Se sont ensuite succédé le PPS Prakash Ramcurrun, Reza Uteem qui a évoqué le combat ancien et constant de son parti pour la récupération des Chagos, le ministre Deepak Balgobin, qui a fait ce que tous les MSM savent faire de mieux chanter les louanges de feu SAJ et surtout de “our Prime Minister Pravind Jugnauth”.

Pour la suite des interventions, le député du PMSD, Kushal Lobine et la PPS Tania Diolle. Et pour ne pas changer, l’intervention de cette dernière a été marquée par un incident l’opposant au Deputy Speaker qui avait pris le relais pour la partie nocturne des travaux.
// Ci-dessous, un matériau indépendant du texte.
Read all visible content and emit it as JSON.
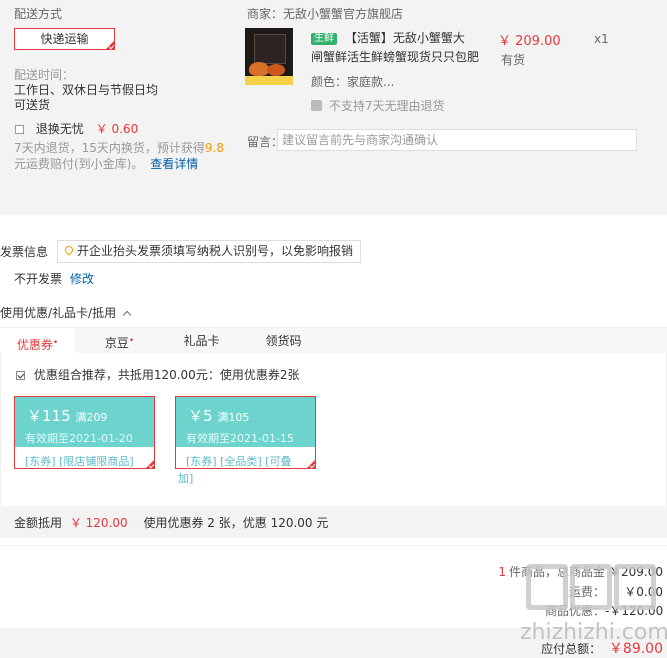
{
  "shipping": {
    "title": "配送方式",
    "method": "快递运输",
    "time_label": "配送时间：",
    "time_value_1": "工作日、双休日与节假日均",
    "time_value_2": "可送货",
    "insurance_label": "退换无忧",
    "insurance_price": "￥ 0.60",
    "insurance_desc_1": "7天内退货，15天内换货，预计获得",
    "insurance_points": "9.8",
    "insurance_desc_2": "元运费赔付(到小金库)。",
    "insurance_link": "查看详情"
  },
  "seller": {
    "label": "商家：无敌小蟹蟹官方旗舰店",
    "product_tag": "生鲜",
    "product_title_1": "【活蟹】无敌小蟹蟹大",
    "product_title_2": "闸蟹鲜活生鲜螃蟹现货只只包肥",
    "product_price": "￥ 209.00",
    "product_qty": "x1",
    "product_stock": "有货",
    "product_color": "颜色：家庭款...",
    "no_return": "不支持7天无理由退货",
    "remark_label": "留言：",
    "remark_placeholder": "建议留言前先与商家沟通确认"
  },
  "invoice": {
    "title": "发票信息",
    "tip": "开企业抬头发票须填写纳税人识别号，以免影响报销",
    "status": "不开发票",
    "edit_link": "修改"
  },
  "discount": {
    "title": "使用优惠/礼品卡/抵用",
    "toggle_icon": "chevron-up-icon",
    "tabs": [
      {
        "label": "优惠券",
        "star": "•"
      },
      {
        "label": "京豆",
        "star": "•"
      },
      {
        "label": "礼品卡",
        "star": ""
      },
      {
        "label": "领货码",
        "star": ""
      }
    ],
    "combo_text": "优惠组合推荐，共抵用120.00元：使用优惠券2张",
    "coupons": [
      {
        "amount": "￥115",
        "condition": "满209",
        "expiry": "有效期至2021-01-20",
        "scope": "[东券] [限店铺限商品]"
      },
      {
        "amount": "￥5",
        "condition": "满105",
        "expiry": "有效期至2021-01-15",
        "scope": "[东券] [全品类] [可叠",
        "scope_2": "加]"
      }
    ],
    "summary_label": "金额抵用",
    "summary_amount": "￥ 120.00",
    "summary_text": "使用优惠券 2 张，优惠 120.00 元"
  },
  "totals": {
    "count": "1",
    "count_text": "件商品，总商品金",
    "goods_amount": "￥209.00",
    "freight_label": "运费：",
    "freight_amount": "￥0.00",
    "discount_label": "商品优惠：",
    "discount_amount": "-￥120.00",
    "pay_label": "应付总额：",
    "pay_amount": "￥89.00"
  },
  "watermark": "zhizhizhi.com",
  "colors": {
    "accent": "#e4393c",
    "link": "#005ea7",
    "coupon": "#6dd3cd",
    "fresh": "#32b16c"
  }
}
Entre les “confusions conceptuelles” et les “une tentative malicieuse qui a été documentée de démembrer le territoire mauricien de l’Archipel des Chagos alors que Tromelin c’est une dispute qui date de 1716” (comprenne qui pourra), la PPS s’est adressée à Zahid Nazurally en tant que “Monsieur”.

Comme il est très à cheval sur le respect des us et coutumes de la chambre, le Deputy Speaker l’a tout de suite arrêtée pour lancer “vous voulez dire M. Le président?”. Et à Tania Diolle de se confondre en excuses “excusez-moi ! je m’excuse, mais vous savez que je parle de vous. C’est ça qui compte. Je m’excuse”. Avant l’ajournement des débats, ce sont Nando Bodha et Rajanah Dhaliah qui se sont exprimés sur ce texte.